Upgrading gcc is not terribly difficult, however if not done correctly, you could end up without a functional compiler at all.  In the following instructions I'm installing gcc-3.3, which is the latest stable release at the time of this writing, however they can apply to any gcc-3.x release.  Its worth noting that my instructions allow you have two simultaneous versions of gcc on your system.  This provides a bit of a safety net if the new one does not work, plus not everything compiles cleanly with gcc-3.3.

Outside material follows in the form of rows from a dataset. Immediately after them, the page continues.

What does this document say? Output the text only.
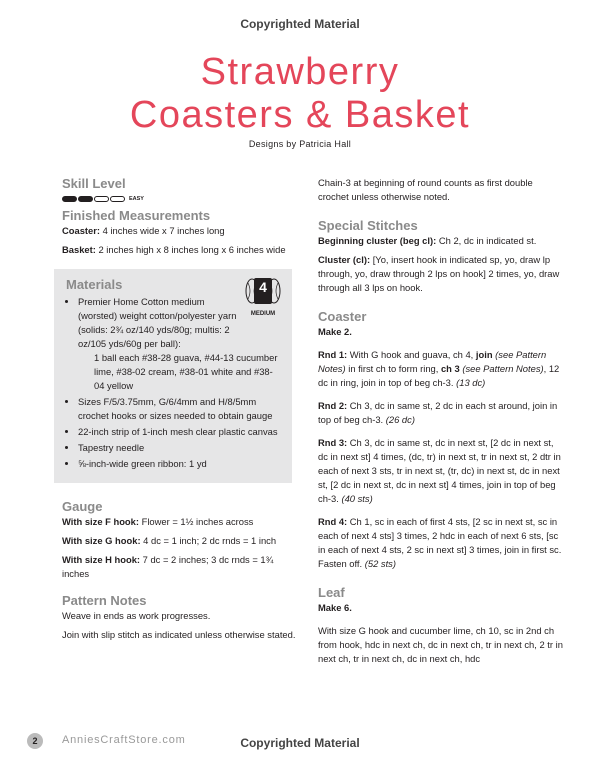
Copyrighted Material
Strawberry
Coasters & Basket
Designs by Patricia Hall
Skill Level
EASY
Finished Measurements

Coaster: 4 inches wide x 7 inches long

Basket: 2 inches high x 8 inches long x 6 inches wide

Materials	4
MEDIUM
• Premier Home Cotton medium (worsted) weight cotton/polyester yarn (solids: 2¾ oz/140 yds/80g; multis: 2 oz/105 yds/60g per ball):
1 ball each #38-28 guava, #44-13 cucumber lime, #38-02 cream, #38-01 white and #38-04 yellow
• Sizes F/5/3.75mm, G/6/4mm and H/8/5mm crochet hooks or sizes needed to obtain gauge
• 22-inch strip of 1-inch mesh clear plastic canvas
• Tapestry needle
• ⅝-inch-wide green ribbon: 1 yd
Gauge

With size F hook: Flower = 1½ inches across

With size G hook: 4 dc = 1 inch; 2 dc rnds = 1 inch

With size H hook: 7 dc = 2 inches; 3 dc rnds = 1¾ inches

Pattern Notes

Weave in ends as work progresses.

Join with slip stitch as indicated unless otherwise stated.

Chain-3 at beginning of round counts as first double crochet unless otherwise noted.

Special Stitches

Beginning cluster (beg cl): Ch 2, dc in indicated st.

Cluster (cl): [Yo, insert hook in indicated sp, yo, draw lp through, yo, draw through 2 lps on hook] 2 times, yo, draw through all 3 lps on hook.

Coaster

Make 2.

Rnd 1: With G hook and guava, ch 4, join (see Pattern Notes) in first ch to form ring, ch 3 (see Pattern Notes), 12 dc in ring, join in top of beg ch-3. (13 dc)

Rnd 2: Ch 3, dc in same st, 2 dc in each st around, join in top of beg ch-3. (26 dc)

Rnd 3: Ch 3, dc in same st, dc in next st, [2 dc in next st, dc in next st] 4 times, (dc, tr) in next st, tr in next st, 2 dtr in each of next 3 sts, tr in next st, (tr, dc) in next st, dc in next st, [2 dc in next st, dc in next st] 4 times, join in top of beg ch-3. (40 sts)

Rnd 4: Ch 1, sc in each of first 4 sts, [2 sc in next st, sc in each of next 4 sts] 3 times, 2 hdc in each of next 6 sts, [sc in each of next 4 sts, 2 sc in next st] 3 times, join in first sc. Fasten off. (52 sts)

Leaf

Make 6.

With size G hook and cucumber lime, ch 10, sc in 2nd ch from hook, hdc in next ch, dc in next ch, tr in next ch, 2 tr in next ch, tr in next ch, dc in next ch, hdc

2	AnniesCraftStore.com	Copyrighted Material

0) In order to build gcc, you'll need reasonably current versions of make, gcc and binutils.  Its quite possible to build gcc-3.x with gcc-2.9x, however it may not work with older versions.  I used make-3.80 and binutils-2.13.90.  You can get these neccesary packages here:
1) Once you've downloaded gcc-3.x, extract it, and then create a new directory called gcc-build.
2) cd into gcc-build and then issue the following command to configure gcc (note this assumes that the gcc source is in ../gcc-3.3):

../gcc-3.3/configure --enable-shared --disable-checking --with-system-zlib --program-suffix=3 --with-gnu-ld --enable-threads=posix

This command will configure all the gcc binaries and files with a 3 suffix, so that you can easily tell them apart from your current gcc installation.  For example, the new gcc binary will be gcc3.
3) Next is when everything gets compiled.  This will take at least a full hour (it took 75 minutes on my PIII-1Ghz), so find something else to do while it chugs away.  The command that you should issue is:

make bootstrap-lean

4) Assuming that the compilation completes successfully, you are ready to install the new gcc with this commmand:

make install

5) Once this completes, you'll have the new gcc3 installed in /usr/local/bin/.  At this point, in order to use the new gcc, you have (at least) two choices:
  1. The first is to adjust the Makefile of whatever it is you're building so that it calls gcc3 rather than cc or gcc. 
  2. The second is to set the CC environmental variable so that it always calls gcc3 for anything that you compile.  You can do this like so:  export CC=/usr/local/bin/gcc3
You can set this variable on a per user basis in ~/.bash_profile, or system wide in /etc/profile.  This only applies for bash, it will differ if you use a different default shell.